Description
Halifax, Yorkshire born left-hand bat and left-arm roundarm fast bowler Tom Emmett first joined Yorkshire when aged almost 25, and was soon a success in the game and was soon considered one of the most dangerous bowlers of his type in England, playing for England against Surrey & Sussex in Tom Lockyer’s benefit match at the Oval in 1867, his second season. Bowling very fast with a near round-arm action, he could break the ball back so that pitching on leg the ball would take off-stump – a ball that for reasons known only to himself he called his “sostenuter”. His bowling partnership with George Freeman dominated the English bowling scene from 1867 to 1871.

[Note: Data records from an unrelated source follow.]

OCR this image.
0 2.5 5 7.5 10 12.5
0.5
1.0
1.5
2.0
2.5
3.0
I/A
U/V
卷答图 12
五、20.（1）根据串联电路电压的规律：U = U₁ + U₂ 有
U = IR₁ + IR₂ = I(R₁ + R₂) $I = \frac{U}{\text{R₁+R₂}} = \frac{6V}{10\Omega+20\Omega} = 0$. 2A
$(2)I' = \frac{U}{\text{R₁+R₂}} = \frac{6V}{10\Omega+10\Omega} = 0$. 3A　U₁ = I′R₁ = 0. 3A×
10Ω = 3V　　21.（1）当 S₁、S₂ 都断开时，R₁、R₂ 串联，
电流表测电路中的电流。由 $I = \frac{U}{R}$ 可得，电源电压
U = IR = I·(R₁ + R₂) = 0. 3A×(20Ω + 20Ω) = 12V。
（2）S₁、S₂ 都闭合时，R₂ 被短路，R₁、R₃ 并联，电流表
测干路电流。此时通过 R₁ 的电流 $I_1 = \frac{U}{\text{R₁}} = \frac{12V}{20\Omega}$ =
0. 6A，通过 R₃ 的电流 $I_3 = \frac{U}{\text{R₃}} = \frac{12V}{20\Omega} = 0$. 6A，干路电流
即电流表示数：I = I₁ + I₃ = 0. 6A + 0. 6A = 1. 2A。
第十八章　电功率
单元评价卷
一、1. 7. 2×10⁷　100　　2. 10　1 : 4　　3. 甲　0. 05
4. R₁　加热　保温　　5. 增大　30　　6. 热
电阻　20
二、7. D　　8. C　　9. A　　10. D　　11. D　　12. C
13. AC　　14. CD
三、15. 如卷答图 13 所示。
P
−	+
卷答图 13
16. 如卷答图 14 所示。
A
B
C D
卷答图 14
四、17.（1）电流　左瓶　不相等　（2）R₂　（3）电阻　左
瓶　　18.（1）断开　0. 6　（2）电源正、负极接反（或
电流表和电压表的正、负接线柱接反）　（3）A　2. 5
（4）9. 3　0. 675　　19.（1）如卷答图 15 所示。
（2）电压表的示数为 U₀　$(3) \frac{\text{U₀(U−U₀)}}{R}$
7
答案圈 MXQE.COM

After 1871, however, business commitments took Freeman away from first-class cricket, but Emmett stayed on and found another able colleague in the excellent Allen Hill. In later years, Emmett shared the Yorkshire bowling duties with George Ulyett, Billy Bates, Ted Peate and Bobby Peel. As age took its toll, he lost the pace that made him so effective, and completely changed his method to bowl slow-medium, pitching on or outside off stump, and inviting the drive against the turning ball. He used flight, spin and changes of pace, and the batsmen found it hard to settle against this seemingly endless variety. Emmett captained Yorkshire between 1878 and 1882, ending his connection with the eleven in 1888. He was the last professional to captain Yorkshire until Vic Wilson was appointed in 1960.
Emmett toured Australia three times and North America once. He played seven Test matches, including the first-ever in 1877, and was also the bowling mainstay for Lord Harris’s team in 1878-79. In the first ever Test match in March 1877, England lost the toss and were made to field in the 1st Innings. James Lillywhite, the England Captain led his team onto the Melbourne pitch, followed by the rest of the team including Tom Emmett. Emmett was 35 years 193 days old, 77 days older than Harry Jupp, England’s opening bat, briefly becoming England’s oldest Test cricketer. Emmett was later passed, in age, by England’s No. 11, James Southerton and Australia opening bat Nat Thomson as the Australian opening pair came out to bat. He played in 7 Test matches through to March 1882, when he played his final Test, also at Melbourne. In 13 Test innings his highest score with the bat was 48, scoring 160 runs at an average of 13.33. He took 9 wickets in Test cricket at 31.55 a piece, but 7 of those came in a single innings when he took 7-68 in his third Test at Melbourne in January 1879.
According to J.L. Carr in his Dictionary of Extra-Ordinary Cricketers, on one occasion he “politely asked of an Australian fielder who had crept in close, if he was wed. He explained that, although he had no compunction about killing him, the death of a husband and father would vex his peace of mind.”
Described as “a cheery cricketer always, a keen and conscientious worker, no player of his time was more deservedly popular”, HS Altham said of him: “Never was there a man of higher vitality, of more inexhaustible good humour than Tom Emmett”
Emmett was also a useful bat, with a sound defence and strong straight drives, scoring 24 half centuries and a single century, making 104, in a total of 426 first class matches, at an average of 14.84. His bowling yielded 1,572 wickets at an average of 13.55 a piece, with an impressive 122 five wicket innings and 29 matches in which he took ten or more wickets, with a best bowling performance of 9-23.
His son Arthur Emmett played 3 matches for Leicestershire in 1902.